Looking back Dirrul saw an abundance of evidence that might have given him a clue, had he not spent so much mental effort bolstering his illusion of Vinin. There was the circumstance of his own unrelenting terror when he was without the disk in the ravine—the painful sight of his captors puncturing the prisoners' eardrums—the soundless talk of the vagabonds, like the lip-reading of the deaf—the bleak orderliness of the cheering mobs—and, most obvious of all, the strange transmitters atop the well-guarded stone block-buildings.
It was all there, even to the final cruelty to the children. What was it the Vininese had said? "The adjustment is sometimes very severe but on the whole the casualties are light." And the very young, before they were taken from their parents, didn't need disks because they were in what the Vininese had called "the instinct period."
Dirrul knew what Hurd's drawing meant. Somehow Hurd had lost his hearing, perhaps as a result of the beating the police had given him on Agron. In any case only the deaf could think rationally on Vinin.
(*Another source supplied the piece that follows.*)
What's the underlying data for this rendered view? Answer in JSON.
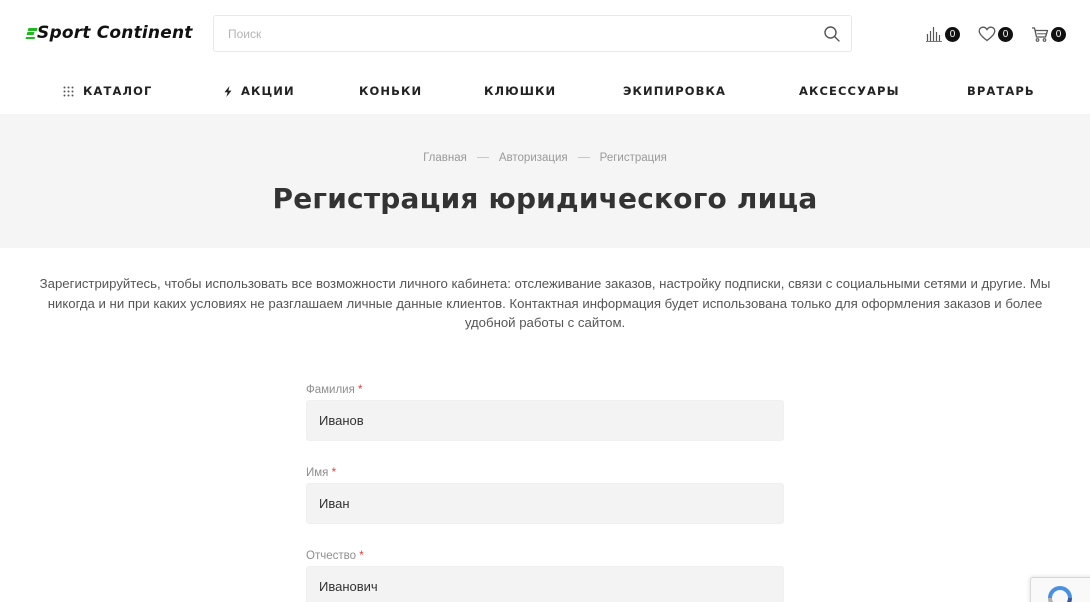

Hurd was telling Dirrul to shatter his own sense of hearing if he still had the will to think and act for himself. The nightmare Dirrul had witnessed in the ravine was not torture but the bravery of desperate men attempting to rescue rational minds.
The Rational Potential—the gift of the legendary Earthmen! Like the processes of thought itself it could never be wiped out by argument or reason once it was understood. The Earthmen had wasted centuries trying to undo their own evolved rationality before they realized it could not be done. Now, on a higher level in another plane, the Vininese were struggling to submerge the Earthmen's second achievement of the Rational Potential.